Last Wednesday, Trump was supposed to have a meeting with Nancy Pelosi and Chuck Schumer to discuss an infrastructure bill, but moments earlier, Pelosi said that Trump was "engaged in a cover-up" by defying congressional subpoenas.
So Trump went to the meeting, then stormed out in a huff a few minutes later while Pelosi was talking. He then held a brief press conference in the Rose Garden, where – conveniently – there was already a sign on the podium reading "NO COLLUSION, NO OBSTRUCTION" and had what Pelosi later described as a "temper tantrum": "I am the most transparent president probably in American history," he lied. He called the Russia investigation "a takedown attempt of the president of the United States," though it sent his former campaign manager and fixer to prison. He said he doesn't "do cover-ups," though he paid women to keep quiet about their alleged affairs. And then he said that he wouldn't deal with Congress until Democrats called off the "phony investigations." (The next day, he agreed to a disaster-relief package that didn't include border-wall funding anyway.)
It devolved from there.
Trump – who presumably has a busy schedule – tweeted 18 times that day.

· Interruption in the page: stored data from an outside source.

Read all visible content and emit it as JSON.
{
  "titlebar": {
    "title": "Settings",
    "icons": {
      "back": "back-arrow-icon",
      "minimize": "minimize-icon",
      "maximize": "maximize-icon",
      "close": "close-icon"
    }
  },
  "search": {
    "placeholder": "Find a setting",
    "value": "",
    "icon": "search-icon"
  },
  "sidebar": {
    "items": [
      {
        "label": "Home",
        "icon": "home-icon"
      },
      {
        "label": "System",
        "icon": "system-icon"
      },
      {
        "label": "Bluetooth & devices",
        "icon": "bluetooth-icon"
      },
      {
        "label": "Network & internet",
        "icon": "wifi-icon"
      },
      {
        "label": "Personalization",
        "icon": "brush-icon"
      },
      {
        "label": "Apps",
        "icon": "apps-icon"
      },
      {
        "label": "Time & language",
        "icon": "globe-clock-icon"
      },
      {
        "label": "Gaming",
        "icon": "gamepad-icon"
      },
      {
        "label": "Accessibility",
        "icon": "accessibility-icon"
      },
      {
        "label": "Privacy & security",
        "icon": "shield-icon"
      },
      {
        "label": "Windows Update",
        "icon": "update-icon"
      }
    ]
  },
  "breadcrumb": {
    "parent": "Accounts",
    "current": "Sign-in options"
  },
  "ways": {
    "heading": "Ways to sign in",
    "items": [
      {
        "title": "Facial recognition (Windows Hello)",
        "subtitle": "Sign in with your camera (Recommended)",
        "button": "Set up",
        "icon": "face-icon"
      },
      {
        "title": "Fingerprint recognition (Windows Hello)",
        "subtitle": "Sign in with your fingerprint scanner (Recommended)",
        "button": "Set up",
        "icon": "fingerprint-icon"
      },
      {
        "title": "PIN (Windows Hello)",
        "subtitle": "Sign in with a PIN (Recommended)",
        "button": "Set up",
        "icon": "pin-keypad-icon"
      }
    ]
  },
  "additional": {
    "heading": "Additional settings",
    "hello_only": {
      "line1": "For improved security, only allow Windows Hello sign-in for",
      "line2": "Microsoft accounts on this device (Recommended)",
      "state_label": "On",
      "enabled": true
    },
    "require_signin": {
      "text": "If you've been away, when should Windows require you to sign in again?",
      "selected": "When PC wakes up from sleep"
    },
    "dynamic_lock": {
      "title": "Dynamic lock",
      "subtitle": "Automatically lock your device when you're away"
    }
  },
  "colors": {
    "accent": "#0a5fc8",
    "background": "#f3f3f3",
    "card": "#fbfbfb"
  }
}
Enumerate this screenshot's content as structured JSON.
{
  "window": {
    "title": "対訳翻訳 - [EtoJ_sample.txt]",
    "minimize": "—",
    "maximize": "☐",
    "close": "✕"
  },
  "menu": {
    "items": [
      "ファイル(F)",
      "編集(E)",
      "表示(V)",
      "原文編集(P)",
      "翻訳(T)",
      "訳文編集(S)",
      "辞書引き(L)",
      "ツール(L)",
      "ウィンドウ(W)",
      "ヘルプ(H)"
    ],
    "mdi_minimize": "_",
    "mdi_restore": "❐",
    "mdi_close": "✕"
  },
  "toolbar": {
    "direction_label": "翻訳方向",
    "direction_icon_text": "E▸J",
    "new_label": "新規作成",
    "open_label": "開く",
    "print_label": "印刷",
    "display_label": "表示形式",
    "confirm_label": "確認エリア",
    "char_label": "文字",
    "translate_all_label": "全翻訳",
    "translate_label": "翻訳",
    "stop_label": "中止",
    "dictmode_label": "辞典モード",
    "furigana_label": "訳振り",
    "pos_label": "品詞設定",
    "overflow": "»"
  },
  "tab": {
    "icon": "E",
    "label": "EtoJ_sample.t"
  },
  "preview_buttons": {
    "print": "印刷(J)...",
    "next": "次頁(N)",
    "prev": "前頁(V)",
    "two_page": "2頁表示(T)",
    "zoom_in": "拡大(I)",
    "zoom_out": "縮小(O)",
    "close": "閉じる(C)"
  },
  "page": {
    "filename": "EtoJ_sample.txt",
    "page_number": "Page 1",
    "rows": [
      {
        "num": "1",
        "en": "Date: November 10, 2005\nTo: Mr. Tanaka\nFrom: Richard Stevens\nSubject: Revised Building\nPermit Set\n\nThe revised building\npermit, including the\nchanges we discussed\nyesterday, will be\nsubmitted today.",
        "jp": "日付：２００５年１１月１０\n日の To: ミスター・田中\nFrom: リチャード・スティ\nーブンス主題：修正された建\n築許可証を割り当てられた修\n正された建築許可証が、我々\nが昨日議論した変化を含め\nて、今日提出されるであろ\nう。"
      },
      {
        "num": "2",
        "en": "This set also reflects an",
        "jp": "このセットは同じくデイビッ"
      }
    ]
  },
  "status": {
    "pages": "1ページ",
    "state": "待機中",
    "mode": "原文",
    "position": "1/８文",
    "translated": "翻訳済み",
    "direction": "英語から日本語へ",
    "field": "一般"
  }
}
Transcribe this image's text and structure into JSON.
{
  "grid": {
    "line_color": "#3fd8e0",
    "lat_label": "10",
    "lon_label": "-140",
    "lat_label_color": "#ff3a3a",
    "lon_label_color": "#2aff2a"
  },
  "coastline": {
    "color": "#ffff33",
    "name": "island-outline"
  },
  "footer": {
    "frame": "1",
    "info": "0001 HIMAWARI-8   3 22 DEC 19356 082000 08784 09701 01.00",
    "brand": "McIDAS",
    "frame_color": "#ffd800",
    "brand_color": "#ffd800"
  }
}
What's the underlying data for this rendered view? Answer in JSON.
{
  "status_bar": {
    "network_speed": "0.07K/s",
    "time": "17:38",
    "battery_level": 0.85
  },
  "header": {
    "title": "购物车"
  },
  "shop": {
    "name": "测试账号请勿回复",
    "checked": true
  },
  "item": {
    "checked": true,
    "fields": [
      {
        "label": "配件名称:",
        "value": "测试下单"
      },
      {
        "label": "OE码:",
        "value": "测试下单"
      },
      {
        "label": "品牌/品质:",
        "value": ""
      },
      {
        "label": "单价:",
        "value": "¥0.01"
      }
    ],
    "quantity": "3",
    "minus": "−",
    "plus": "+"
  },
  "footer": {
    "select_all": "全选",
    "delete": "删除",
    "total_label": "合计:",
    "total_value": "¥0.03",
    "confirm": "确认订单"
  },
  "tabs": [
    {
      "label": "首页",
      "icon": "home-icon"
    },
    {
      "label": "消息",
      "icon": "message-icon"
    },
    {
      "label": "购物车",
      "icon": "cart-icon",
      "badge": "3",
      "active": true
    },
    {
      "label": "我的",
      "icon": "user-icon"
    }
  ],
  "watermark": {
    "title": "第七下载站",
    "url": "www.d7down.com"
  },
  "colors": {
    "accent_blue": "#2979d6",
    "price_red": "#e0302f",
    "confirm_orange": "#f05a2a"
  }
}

He began at 7 a.m. by complaining that the "illegal witch hunt" hurt his poll numbers, then bragged about the wall, then complained about congressional investigations. Then he went to the meeting with Schumer and Pelosi, held the press conference and got back on Twitter: witch hunt, Democrats want a do-over, he's the best president ever – brief pause for an awards ceremony – no temper tantrum (shut up Nancy Pelosi), Democrats suck, criminal conspiracy against him.
It continued on Thursday: Democrats suck, they want a do-over, Rex Tillerson is "dumb as a rock" and was "totally ill prepared and ill equipped to be Secretary of State" when Trump nominated him – kind of a self-own, no? – he was very calm yesterday, etc. That afternoon, he had a parade of staffers tell the media – for seven very awkward minutes – how he was so very, very calm in his meeting with Democrats (Shut. Up. Nancy. Pelosi.).
All of this is cringe-worthy. Amusing, even – fodder for a John Oliver bit – at least to those of us who already think the guy is an oaf. But we don't see these meltdowns as particularly newsworthy anymore. They happen too frequently. We just roll our eyes at the stupidity of it all.
And then Trump says something really dangerous, and we miss it.
Two weeks ago, Trump tweeted that his campaign was "conclusively spied on" (false). "TREASON means long jail sentences, and this was TREASON!" Asked Thursday who committed treason, Trump named FBI officials who investigated him: James Comey, Andrew McCabe, Lisa Page, Peter Strzok.
Dismiss this, too, as the president being clueless. He is. But he also thinks his enemies – FBI agents, Democrats, perhaps the media – should be imprisoned. And, as he told a "lock-them-up"-chanting crowd in Pennsylvania last week, "We have a great new attorney general who will give it a very fair look."
Imagine what you'd think about that if you took Trump seriously. At some point, maybe we should.